UPDATE 3-Brazil clears Pão de Açúcar's appliance stores deal

Wed Apr 17, 2013 3:00pm EDT

* Antitrust agency approves huge merger of appliance chains
    * Retailer to sell 74 stores under regulatory accord
    * Pão de Açúcar announces $1 bln investments in 2013


    By Leonardo Goy and Brad Haynes
    BRASILIA/SAO PAULO April 17 (Reuters) - Grupo Pão de Açúcar
SA, Brazil's biggest retailer, won regulatory
approval on Wednesday for its 2009 purchase of the Casas Bahia
and Ponto Frio appliance chains in exchange for selling less
than 8 percent of their store fronts.
    The retailer said in a securities filing that it will sell
74 stores generating about 3 percent of gross revenue for its
Viavarejo home appliance unit, formed by the acquisitions. But
it said it still expects to "capture all the cost savings of the
merger."
    Brazilian antitrust watchdog Cade approved the deal "with
restrictions" earlier on Wednesday, requiring Pão de Açúcar to
sell assets in 54 cities generating annual revenue of 900
million reais ($450 million). The retail group's net sales
revenue was 51 billion reais last year.
    The Cade approval will allow Pão de Açúcar to continue with
the final consolidation of the deal, but highlights regulators'
desire to show their teeth in defense of Brazil's growing
consumer class. 
    Shares of Pão de Açúcar fell 1.8 percent to 103.80 reais in
afternoon Sao Paulo trading and are down 2.2 percent this week,
on track for their biggest weekly loss in three months. 
    Pão de Açúcar also announced on Wednesday that shareholders
had approved plans to increase investments to 2.02 billion reais
in 2013. The retailer invested 1.58 billion reais last year, in
line with 2011 but below the 1.8 billion reais target it had set
for 2012.
    
    The company aims to boost investments by 80 percent over the
next three years, according to local media reports. The focus of
capital spending this year will be 100 new Minimercado Extra
supermarkets, executives have said, as it targets smaller cities
with less direct competition. 
    Convinced they can outperform in a cooling market, Brazil's
biggest retailers are stepping up investments in new stores this
year and could expand their floor space more than their sales,
according to industry estimates.
    Pão de Açúcar agreed to buy Ponto Frio in June 2009 and
Casas Bahia in December 2009, forming a retail giant via a
complex asset swap valued at about 4 billion reais.
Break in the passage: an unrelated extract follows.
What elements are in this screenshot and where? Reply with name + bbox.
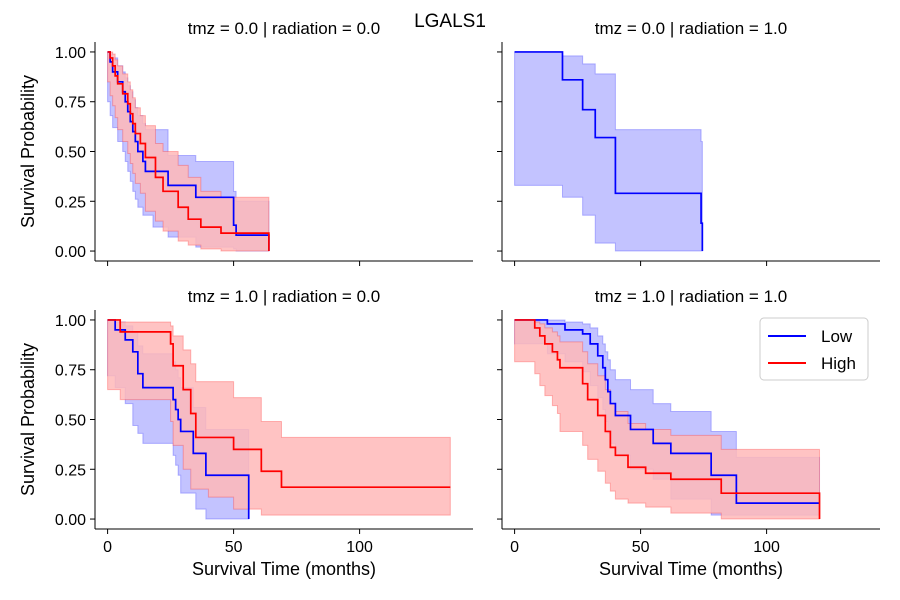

The
resulting Viavarejo numbers about 1,000 of Grupo Pão de Açúcar's
more than 1,600 stores.
    Cade ruled in 2010 that Pão de Açúcar would have to keep the
brands, stores and management of the Casas Bahia and Ponto Frio
chains separate until the agency's final ruling. 
    French group Casino took control of Pão de Açúcar 
from its founding family in June 2012.